The Krein-Milman Lemma
The Krein-Milman Lemma
Recall from the Extreme Subsets and Extreme Points of a Set in a LCTVS page that if $X$ is a locally convex topological vector space and if $K$ is a nonempty convex subset of $X$ then a subset $E$ of $K$ is said to be an extreme subset of $K$ if $E$ is nonempty, closed, convex, and whenever $x \in E$ is such that $x = \lambda u + (1 - \lambda)v$ for some $\lambda \in [0,1]$ and $u, v \in K$ we have that $u, v \in E$.
We said that a point $x \in K$ is an extreme point of $K$ if $\{ x \}$ is an extreme subset of $K$.
| Lemma 1: Let $X$ be a locally convex topological vector space and let $K$ be a nonempty, convex, compact subset of $X$. If $f : X \to \mathbb{R}$ is linear and continuous then the set of points in $K$ for which $f$ attains its maximum value is an extreme subset of $K$. |
- Proof: Since $K$ is nonempty and compact, and $f : X \to \mathbb{R}$ is continuous, we have by the extreme value theorem that $f$ attains a maximum value on $K$. Let:
\begin{align} \quad m = \max_{k \in K} f(k) \end{align}
- Let:
\begin{align} \quad M = \{ k \in K : f(k) = m \} \end{align}
- Then $M$ is nonempty from above.
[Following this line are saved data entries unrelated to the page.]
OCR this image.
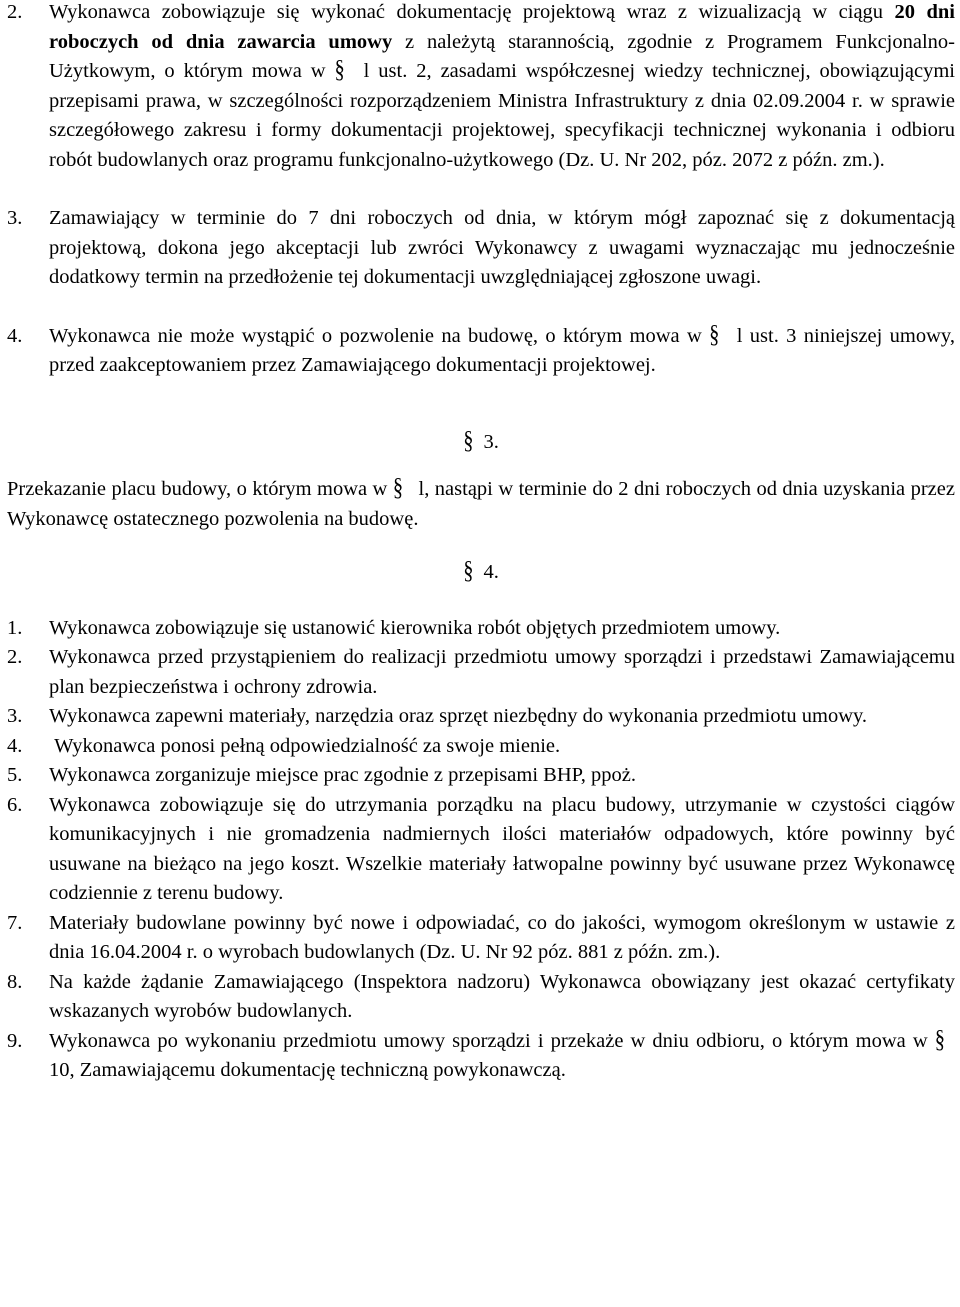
2. Wykonawca zobowiązuje się wykonać dokumentację projektową wraz z wizualizacją w ciągu 20 dni roboczych od dnia zawarcia umowy z należytą starannością, zgodnie z Programem Funkcjonalno-Użytkowym, o którym mowa w § l ust. 2, zasadami współczesnej wiedzy technicznej, obowiązującymi przepisami prawa, w szczególności rozporządzeniem Ministra Infrastruktury z dnia 02.09.2004 r. w sprawie szczegółowego zakresu i formy dokumentacji projektowej, specyfikacji technicznej wykonania i odbioru robót budowlanych oraz programu funkcjonalno-użytkowego (Dz. U. Nr 202, póz. 2072 z późn. zm.).

3. Zamawiający w terminie do 7 dni roboczych od dnia, w którym mógł zapoznać się z dokumentacją projektową, dokona jego akceptacji lub zwróci Wykonawcy z uwagami wyznaczając mu jednocześnie dodatkowy termin na przedłożenie tej dokumentacji uwzględniającej zgłoszone uwagi.

4. Wykonawca nie może wystąpić o pozwolenie na budowę, o którym mowa w § l ust. 3 niniejszej umowy, przed zaakceptowaniem przez Zamawiającego dokumentacji projektowej.

§ 3.

Przekazanie placu budowy, o którym mowa w § l, nastąpi w terminie do 2 dni roboczych od dnia uzyskania przez Wykonawcę ostatecznego pozwolenia na budowę.

§ 4.

1. Wykonawca zobowiązuje się ustanowić kierownika robót objętych przedmiotem umowy.

2. Wykonawca przed przystąpieniem do realizacji przedmiotu umowy sporządzi i przedstawi Zamawiającemu plan bezpieczeństwa i ochrony zdrowia.

3. Wykonawca zapewni materiały, narzędzia oraz sprzęt niezbędny do wykonania przedmiotu umowy.

4. Wykonawca ponosi pełną odpowiedzialność za swoje mienie.

5. Wykonawca zorganizuje miejsce prac zgodnie z przepisami BHP, ppoż.

6. Wykonawca zobowiązuje się do utrzymania porządku na placu budowy, utrzymanie w czystości ciągów komunikacyjnych i nie gromadzenia nadmiernych ilości materiałów odpadowych, które powinny być usuwane na bieżąco na jego koszt. Wszelkie materiały łatwopalne powinny być usuwane przez Wykonawcę codziennie z terenu budowy.

7. Materiały budowlane powinny być nowe i odpowiadać, co do jakości, wymogom określonym w ustawie z dnia 16.04.2004 r. o wyrobach budowlanych (Dz. U. Nr 92 póz. 881 z późn. zm.).

8. Na każde żądanie Zamawiającego (Inspektora nadzoru) Wykonawca obowiązany jest okazać certyfikaty wskazanych wyrobów budowlanych.

9. Wykonawca po wykonaniu przedmiotu umowy sporządzi i przekaże w dniu odbioru, o którym mowa w § 10, Zamawiającemu dokumentację techniczną powykonawczą.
Furthermore, since the singleton set $\{ m \}$ is closed in $\mathbb{R}$ and $f$ is continuous, $f^{-1}(\{ m \}) = M$ is closed. We now show that $M$ is convex.
- Let $k_1, k_2 \in M$ and let $\lambda \in [0, 1]$. Let $k = \lambda k_1 + (1 - \lambda)k_2$. Then by the linearity of $f$:
\begin{align} \quad f(k) = f(\lambda k_1) + f((1 - \lambda)k_2) = \lambda f(k_1) + (1 - \lambda) f(k_2) = \lambda m + (1 - \lambda) m = m \end{align}
- So $k \in M$, i.e., $M$ is convex.
- Lastly, let $x \in M$ and suppose that $x = \lambda u + (1 - \lambda) v$ for some $u, v \in K$. Since $u, v \in K$ we must have that $f(u) \leq m$ and $f(v) \leq m$. So:
\begin{align} \quad m = f(x) = f(\lambda u + (1 - \lambda) v) = \lambda f(u) + (1 - \lambda) f(v) \leq \lambda m + (1 - \lambda) m \end{align}
- Therefore:
\begin{align} \quad \lambda f(u) + (1 - \lambda) f(v) = m \end{align}
- Which implies that $f(u) = m$ and $f(v) = m$, that is, $u, v \in M$. So $M$ is an extreme subset of $K$. $\blacksquare$
| Lemma 2 (The Krein-Milman Lemma): Let $X$ be a locally convex topological vector space and let $K$ be a nonempty convex, compact subset of $X$. Then $K$ has an extreme point. |
The Krein-Milman lemma tells us that every nonempty convex and compact subset of a locally convex topological vector space has an extreme point.